Originally Posted By: Pablo
Originally Posted By: dnewton3
The oxidation went way up; bizzare.
Originally Posted By: dnewton3
I appreciate the chemistry lesson. But I'm just about convinced that oxidation is (nearly) a moot point. Only if it were SERIOUSLY shifted in an VERY EXAGGERATED manner, would it mean anything at all. Regardless of base stock.
As I clearly stated watch for the trend.
Ok - I get that. But it's useless info unless one could establish that a condemnation limit were definable. A "trend" is only an acknowledgement of a shift in direction. It does not speak to where a limit would be at. And it seems that limits would be perhaps unique to each lube utilized; as noted by several of you, one would need a VOA for contrast. And even then, it does not tell you how high the tolerace would be for delta ox or delta vis.
I would disagree, Pablo, that a "trend" is the indication of anything more than anecdotal evidence in this topic. You state to "watch for the trend". To what end??? That's not helpful. Let me play out an analogy ...
I tell my teenage son to go down to the market on Green street and get a newspaper. I tell him to NOT enter the "XXX" video store at the end of Green street. I watch him walk down Main street, and then turn onto Green street. A "trend" has occured; he shifted direction. Further, he walks down Green street, and then walks into the Subway sandwich shop and gets a Coke, then walks out and into the hardware store to look at tools, and finally goes into the market to get the paper. His "trend" continued down the street with each stop, but none were at the condematnion point (the XXX-video at the end of the street). TRENDS are worth noting, but unless you set a condemnation limit, they are meaningless, are they not? They can point to a potential issue, but they are not the sole reason to stop some action. They may never reach condemnation. They may reverse themselves with outside influence. They may stagnate. Trends indicate direction; condemantion points indicate location/postion. Trends indicate observation is warranted; condenmation limits indicate action is required. Two differnt concepts.

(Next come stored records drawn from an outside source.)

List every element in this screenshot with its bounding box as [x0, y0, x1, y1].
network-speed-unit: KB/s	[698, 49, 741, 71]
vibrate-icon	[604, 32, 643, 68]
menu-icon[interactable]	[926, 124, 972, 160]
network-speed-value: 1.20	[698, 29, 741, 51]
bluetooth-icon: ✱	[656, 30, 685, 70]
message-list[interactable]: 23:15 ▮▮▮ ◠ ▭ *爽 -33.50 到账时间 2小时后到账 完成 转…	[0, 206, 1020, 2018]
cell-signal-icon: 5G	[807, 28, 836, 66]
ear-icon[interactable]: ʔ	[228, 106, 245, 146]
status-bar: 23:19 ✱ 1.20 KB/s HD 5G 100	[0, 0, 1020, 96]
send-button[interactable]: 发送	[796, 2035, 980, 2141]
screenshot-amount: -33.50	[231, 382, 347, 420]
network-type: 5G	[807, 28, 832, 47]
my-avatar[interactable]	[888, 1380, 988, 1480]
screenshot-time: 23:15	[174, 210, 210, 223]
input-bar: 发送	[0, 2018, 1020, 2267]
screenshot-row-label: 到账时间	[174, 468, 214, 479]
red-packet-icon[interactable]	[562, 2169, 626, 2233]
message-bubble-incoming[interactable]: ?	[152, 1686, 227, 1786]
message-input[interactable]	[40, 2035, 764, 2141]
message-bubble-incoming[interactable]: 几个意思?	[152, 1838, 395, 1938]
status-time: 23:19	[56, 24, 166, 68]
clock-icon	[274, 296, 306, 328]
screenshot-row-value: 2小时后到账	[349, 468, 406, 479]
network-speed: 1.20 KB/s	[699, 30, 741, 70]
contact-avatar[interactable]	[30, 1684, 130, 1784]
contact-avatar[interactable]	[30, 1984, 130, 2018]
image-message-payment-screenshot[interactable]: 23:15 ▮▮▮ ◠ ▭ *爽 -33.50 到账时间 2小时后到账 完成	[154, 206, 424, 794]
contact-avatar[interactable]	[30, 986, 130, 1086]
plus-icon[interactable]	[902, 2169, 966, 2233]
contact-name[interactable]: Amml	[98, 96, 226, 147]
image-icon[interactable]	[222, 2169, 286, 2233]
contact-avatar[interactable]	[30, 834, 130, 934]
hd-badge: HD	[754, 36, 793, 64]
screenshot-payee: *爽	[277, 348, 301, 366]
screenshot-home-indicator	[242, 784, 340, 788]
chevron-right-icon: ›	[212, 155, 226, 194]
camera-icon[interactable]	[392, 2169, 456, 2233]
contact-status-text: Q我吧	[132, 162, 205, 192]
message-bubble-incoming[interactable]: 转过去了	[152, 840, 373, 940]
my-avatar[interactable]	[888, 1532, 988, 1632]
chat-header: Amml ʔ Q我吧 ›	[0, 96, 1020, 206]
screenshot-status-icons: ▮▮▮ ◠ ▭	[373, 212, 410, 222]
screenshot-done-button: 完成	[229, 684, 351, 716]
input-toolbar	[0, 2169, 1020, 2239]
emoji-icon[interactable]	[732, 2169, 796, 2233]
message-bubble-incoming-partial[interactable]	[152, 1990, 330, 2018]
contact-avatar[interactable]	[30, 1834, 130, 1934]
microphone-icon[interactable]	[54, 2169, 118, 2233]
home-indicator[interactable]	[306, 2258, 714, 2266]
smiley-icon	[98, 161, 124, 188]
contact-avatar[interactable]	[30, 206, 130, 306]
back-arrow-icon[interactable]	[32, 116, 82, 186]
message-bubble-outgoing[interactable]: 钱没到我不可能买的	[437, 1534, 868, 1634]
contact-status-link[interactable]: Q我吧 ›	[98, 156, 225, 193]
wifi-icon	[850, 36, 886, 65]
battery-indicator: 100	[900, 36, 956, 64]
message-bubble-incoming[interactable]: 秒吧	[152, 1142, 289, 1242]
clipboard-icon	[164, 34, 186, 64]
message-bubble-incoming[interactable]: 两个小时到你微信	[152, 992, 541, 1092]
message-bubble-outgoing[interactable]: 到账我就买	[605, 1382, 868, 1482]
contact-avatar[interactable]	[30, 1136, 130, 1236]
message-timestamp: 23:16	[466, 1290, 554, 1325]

I am certainly a proponent that one of two things would indicate an OCI is warranted:
1) multiple criteria are tracked, and reasonable condemnation limits are in place, and more than one characteristic crosses over by small or moderate margin
2) multiple criteria are tracked, and reasonable condematnion limits are in place, and one characteristic goes grossly over a limit
I would NOT OCI simply because my TBN got below 2.0, when the wear rates were good, the insolubles were low, the contamination (fuel, dirt, coolant) were low or non-existent, etc. Just because TBN may cross an artibrary threshold, does not warrant an OCI. Another excellent example would be the famous Dmax Cu exposure issue. I have never said that the presence of Cu in extreme magnitudes automatically warrants an OCI; I have only said that the presence of Cu in such high concentrations can mask other potential issues, and that one must decide to put up with the high Cu for a few OCIs (running "blind" to other events), or choose to do several OCI flushes to rid the system of the excess Cu.
If I had a great UOA report, but the coolant or Si were stupid high, and could be confirmed (coolant loss in tank or discovered leak in air-intake tract), then I'd OCI as a matter of getting the junk out, fix the issue, and then start over with a fresh OCI/UOA. Regardless of how good other UOA criteria were, the really high concentration of contamination would warrant an OCI IMO in cases like this.
So all that in mind, we have a couple of UOAs here in this thread with different Ox numbers because of different base stock configurations. OK - fine. But how much shift in Ox or vis would indicate some threshold worthy of considering action? 75% of the base number? 75% of a shift towards an artibrary target?
Like I said, the more I look at it, it's moot. We are missing two very important pieces of the puzzle to make a clear decision:
1) we don't know starting OX values from these loads
2) we don't have the ability to clearly define where condemnation is, even after we recognize a trend
What I care about is wear. If the Ox were 10 or 100, would be of no consequnce if the wear rates stayed (nearly) flat. Only if I saw significant escalation in wear rates would I become concerned, and look for the root cause indicators in other parts of the UOA. This is not without merit; the SAE study acknowledges this, and my large database also has statistical evidence to confirm it's a sound premise.
Again - thanks all for the chemistry lesson.